As I think about starting a school as well as sending my daughter to school, I have a dream of a great school. It looks like this:
- Learning needs to be as enjoyable and exciting as possible.
- You need to start with the love. You need to inspire a passion for a subject, motivating students to seek out more information without any outside prodding.
- In fact, in order to test how well you are inspiring the students, you have to eliminate all requirements. You have to simply allow them to do what ever they want to do. If they’re not engaging with the lessons and material you’ve created then you’re not doing a good enough job as a teacher.
- Learning must be as accessible as possible
- You need to make the material as accessible as possible. Learning should not require being in a specific place at a specific time (this may enhance the learning, but it should not be the only way to get the learning).

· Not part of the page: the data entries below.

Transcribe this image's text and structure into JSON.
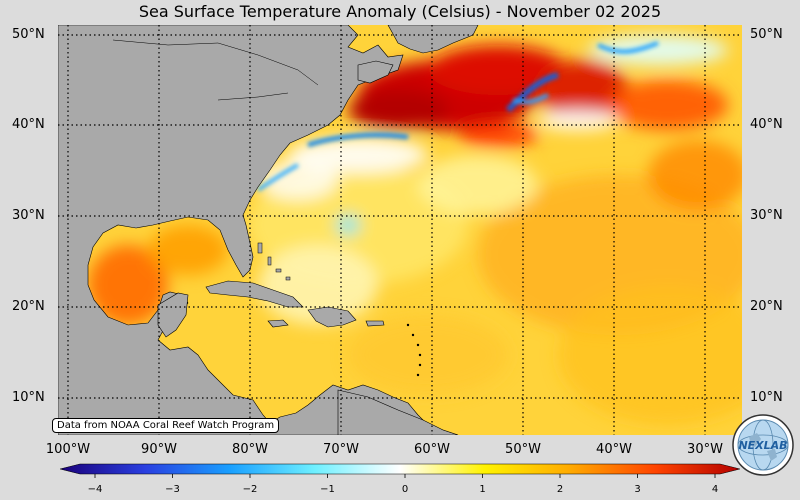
{
  "title": "Sea Surface Temperature Anomaly (Celsius) - November 02 2025",
  "lat_labels": [
    "50°N",
    "40°N",
    "30°N",
    "20°N",
    "10°N"
  ],
  "lon_labels": [
    "100°W",
    "90°W",
    "80°W",
    "70°W",
    "60°W",
    "50°W",
    "40°W",
    "30°W"
  ],
  "credit": "Data from NOAA Coral Reef Watch Program",
  "colorbar": {
    "ticks": [
      "−4",
      "−3",
      "−2",
      "−1",
      "0",
      "1",
      "2",
      "3",
      "4"
    ],
    "min": -4,
    "max": 4,
    "stops": [
      "#1a007a",
      "#2a3fe0",
      "#1aa0ff",
      "#6ff0ff",
      "#ffffff",
      "#fff200",
      "#ffaa00",
      "#ff4400",
      "#b30000"
    ]
  },
  "colors": {
    "land": "#a9a9a9",
    "warm": "#ffd23a",
    "hot": "#cc0000",
    "cold": "#1f7fd8",
    "background": "#dcdcdc"
  },
  "logo_text": "NEXLAB",
  "icons": {
    "logo": "nexlab-globe-logo"
  }
}
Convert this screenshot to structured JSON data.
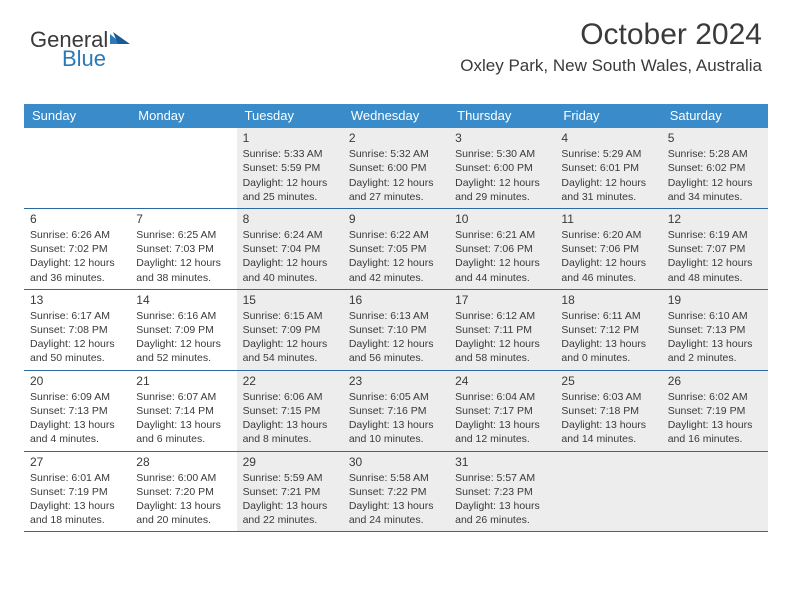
{
  "brand": {
    "part1": "General",
    "part2": "Blue"
  },
  "header": {
    "title": "October 2024",
    "location": "Oxley Park, New South Wales, Australia"
  },
  "colors": {
    "header_bg": "#3a8bc9",
    "header_text": "#ffffff",
    "row_border": "#2a6aa0",
    "shaded_bg": "#ededed",
    "text": "#3a3a3a",
    "brand_blue": "#2a7ab8"
  },
  "day_names": [
    "Sunday",
    "Monday",
    "Tuesday",
    "Wednesday",
    "Thursday",
    "Friday",
    "Saturday"
  ],
  "weeks": [
    [
      {
        "n": "",
        "sr": "",
        "ss": "",
        "dl": "",
        "sh": false
      },
      {
        "n": "",
        "sr": "",
        "ss": "",
        "dl": "",
        "sh": false
      },
      {
        "n": "1",
        "sr": "Sunrise: 5:33 AM",
        "ss": "Sunset: 5:59 PM",
        "dl": "Daylight: 12 hours and 25 minutes.",
        "sh": true
      },
      {
        "n": "2",
        "sr": "Sunrise: 5:32 AM",
        "ss": "Sunset: 6:00 PM",
        "dl": "Daylight: 12 hours and 27 minutes.",
        "sh": true
      },
      {
        "n": "3",
        "sr": "Sunrise: 5:30 AM",
        "ss": "Sunset: 6:00 PM",
        "dl": "Daylight: 12 hours and 29 minutes.",
        "sh": true
      },
      {
        "n": "4",
        "sr": "Sunrise: 5:29 AM",
        "ss": "Sunset: 6:01 PM",
        "dl": "Daylight: 12 hours and 31 minutes.",
        "sh": true
      },
      {
        "n": "5",
        "sr": "Sunrise: 5:28 AM",
        "ss": "Sunset: 6:02 PM",
        "dl": "Daylight: 12 hours and 34 minutes.",
        "sh": true
      }
    ],
    [
      {
        "n": "6",
        "sr": "Sunrise: 6:26 AM",
        "ss": "Sunset: 7:02 PM",
        "dl": "Daylight: 12 hours and 36 minutes.",
        "sh": false
      },
      {
        "n": "7",
        "sr": "Sunrise: 6:25 AM",
        "ss": "Sunset: 7:03 PM",
        "dl": "Daylight: 12 hours and 38 minutes.",
        "sh": false
      },
      {
        "n": "8",
        "sr": "Sunrise: 6:24 AM",
        "ss": "Sunset: 7:04 PM",
        "dl": "Daylight: 12 hours and 40 minutes.",
        "sh": true
      },
      {
        "n": "9",
        "sr": "Sunrise: 6:22 AM",
        "ss": "Sunset: 7:05 PM",
        "dl": "Daylight: 12 hours and 42 minutes.",
        "sh": true
      },
      {
        "n": "10",
        "sr": "Sunrise: 6:21 AM",
        "ss": "Sunset: 7:06 PM",
        "dl": "Daylight: 12 hours and 44 minutes.",
        "sh": true
      },
      {
        "n": "11",
        "sr": "Sunrise: 6:20 AM",
        "ss": "Sunset: 7:06 PM",
        "dl": "Daylight: 12 hours and 46 minutes.",
        "sh": true
      },
      {
        "n": "12",
        "sr": "Sunrise: 6:19 AM",
        "ss": "Sunset: 7:07 PM",
        "dl": "Daylight: 12 hours and 48 minutes.",
        "sh": true
      }
    ],
    [
      {
        "n": "13",
        "sr": "Sunrise: 6:17 AM",
        "ss": "Sunset: 7:08 PM",
        "dl": "Daylight: 12 hours and 50 minutes.",
        "sh": false
      },
      {
        "n": "14",
        "sr": "Sunrise: 6:16 AM",
        "ss": "Sunset: 7:09 PM",
        "dl": "Daylight: 12 hours and 52 minutes.",
        "sh": false
      },
      {
        "n": "15",
        "sr": "Sunrise: 6:15 AM",
        "ss": "Sunset: 7:09 PM",
        "dl": "Daylight: 12 hours and 54 minutes.",
        "sh": true
      },
      {
        "n": "16",
        "sr": "Sunrise: 6:13 AM",
        "ss": "Sunset: 7:10 PM",
        "dl": "Daylight: 12 hours and 56 minutes.",
        "sh": true
      },
      {
        "n": "17",
        "sr": "Sunrise: 6:12 AM",
        "ss": "Sunset: 7:11 PM",
        "dl": "Daylight: 12 hours and 58 minutes.",
        "sh": true
      },
      {
        "n": "18",
        "sr": "Sunrise: 6:11 AM",
        "ss": "Sunset: 7:12 PM",
        "dl": "Daylight: 13 hours and 0 minutes.",
        "sh": true
      },
      {
        "n": "19",
        "sr": "Sunrise: 6:10 AM",
        "ss": "Sunset: 7:13 PM",
        "dl": "Daylight: 13 hours and 2 minutes.",
        "sh": true
      }
    ],
    [
      {
        "n": "20",
        "sr": "Sunrise: 6:09 AM",
        "ss": "Sunset: 7:13 PM",
        "dl": "Daylight: 13 hours and 4 minutes.",
        "sh": false
      },
      {
        "n": "21",
        "sr": "Sunrise: 6:07 AM",
        "ss": "Sunset: 7:14 PM",
        "dl": "Daylight: 13 hours and 6 minutes.",
        "sh": false
      },
      {
        "n": "22",
        "sr": "Sunrise: 6:06 AM",
        "ss": "Sunset: 7:15 PM",
        "dl": "Daylight: 13 hours and 8 minutes.",
        "sh": true
      },
      {
        "n": "23",
        "sr": "Sunrise: 6:05 AM",
        "ss": "Sunset: 7:16 PM",
        "dl": "Daylight: 13 hours and 10 minutes.",
        "sh": true
      },
      {
        "n": "24",
        "sr": "Sunrise: 6:04 AM",
        "ss": "Sunset: 7:17 PM",
        "dl": "Daylight: 13 hours and 12 minutes.",
        "sh": true
      },
      {
        "n": "25",
        "sr": "Sunrise: 6:03 AM",
        "ss": "Sunset: 7:18 PM",
        "dl": "Daylight: 13 hours and 14 minutes.",
        "sh": true
      },
      {
        "n": "26",
        "sr": "Sunrise: 6:02 AM",
        "ss": "Sunset: 7:19 PM",
        "dl": "Daylight: 13 hours and 16 minutes.",
        "sh": true
      }
    ],
    [
      {
        "n": "27",
        "sr": "Sunrise: 6:01 AM",
        "ss": "Sunset: 7:19 PM",
        "dl": "Daylight: 13 hours and 18 minutes.",
        "sh": false
      },
      {
        "n": "28",
        "sr": "Sunrise: 6:00 AM",
        "ss": "Sunset: 7:20 PM",
        "dl": "Daylight: 13 hours and 20 minutes.",
        "sh": false
      },
      {
        "n": "29",
        "sr": "Sunrise: 5:59 AM",
        "ss": "Sunset: 7:21 PM",
        "dl": "Daylight: 13 hours and 22 minutes.",
        "sh": true
      },
      {
        "n": "30",
        "sr": "Sunrise: 5:58 AM",
        "ss": "Sunset: 7:22 PM",
        "dl": "Daylight: 13 hours and 24 minutes.",
        "sh": true
      },
      {
        "n": "31",
        "sr": "Sunrise: 5:57 AM",
        "ss": "Sunset: 7:23 PM",
        "dl": "Daylight: 13 hours and 26 minutes.",
        "sh": true
      },
      {
        "n": "",
        "sr": "",
        "ss": "",
        "dl": "",
        "sh": true
      },
      {
        "n": "",
        "sr": "",
        "ss": "",
        "dl": "",
        "sh": true
      }
    ]
  ]
}
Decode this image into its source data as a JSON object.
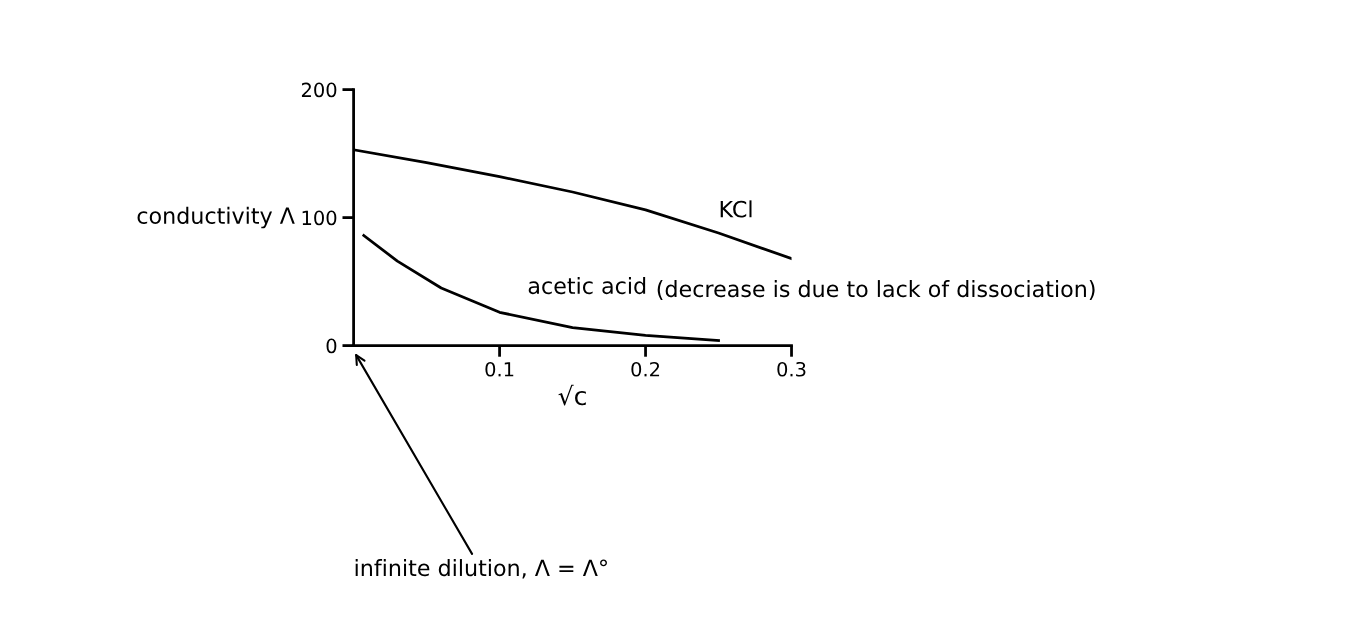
{
  "chart_data": {
    "type": "line",
    "xlabel": "√c",
    "ylabel": "conductivity Λ",
    "xlim": [
      0,
      0.3
    ],
    "ylim": [
      0,
      200
    ],
    "xticks": [
      0.1,
      0.2,
      0.3
    ],
    "yticks": [
      0,
      100,
      200
    ],
    "series": [
      {
        "name": "KCl",
        "color": "#000000",
        "x": [
          0,
          0.05,
          0.1,
          0.15,
          0.2,
          0.25,
          0.3
        ],
        "values": [
          153,
          143,
          132,
          120,
          106,
          88,
          68
        ]
      },
      {
        "name": "acetic acid",
        "color": "#000000",
        "x": [
          0.007,
          0.03,
          0.06,
          0.1,
          0.15,
          0.2,
          0.25
        ],
        "values": [
          86,
          66,
          45,
          26,
          14,
          8,
          4
        ]
      }
    ],
    "annotations": [
      "(decrease is due to lack of dissociation)",
      "infinite dilution, Λ = Λ°"
    ],
    "grid": false,
    "legend": false,
    "marker": "none",
    "line_style": "solid"
  }
}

- Ideally material should not require a teacher to be present at all. Science museums are great examples of this. They create exhibits that you can visit at any time and enjoy without any outside help. Teachers should be focusing on creating the best learning exhibits they can, not on classroom management. This is not to say that teachers should not be present. Even the best exhibit will likely benefit from a teacher’s presence so that students can ask more questions, but if the teacher is not there than the material should still be accessible and engaging.
- If the most engaging way to teach the information is in person then at the very least that lesson should be taped and put online so any student can access it at any time.
- Students must be respected
- Students of all ages should be treated like adults. They should be trusted to make appropriate decisions and held accountable for inappropriate actions. Teachers should not hover over them, should not question their activities. If they are staring out the window then let them stare out the window.
- Frankly we should respect that they want to make the most of themselves. If we think they are struggling with those decisions our first thought should be toward improving the environment so that better decisions will be made. In some situations we should talk to the student, but not as a superior talking to an inferior, but rather the same way we might talk to a friend. Offering thoughts, support, and encouragement, but not acting like an expert who has all the answers or an authority whose advice must be followed.
Those would be my priorities. I think if you get those things right then a lot of other things fall in to place. Bullying is going to happen a lot less when everyone is engaged in more interesting activities and everyone feels respected within the environment. If you can tap in to more intrinsic motivations like curiosity, progress, autonomy, etc. then you’re much more likely to create an environment where students seek out learning.
I think a student who leaves such an environment will be much more prepared to make decisions for themselves, work collaboratively with others, continue a lifelong love of learning, etc. These skills are the skills I hope my daughter is able to develop throughout her education. If I am able to start a school these would be my priorities.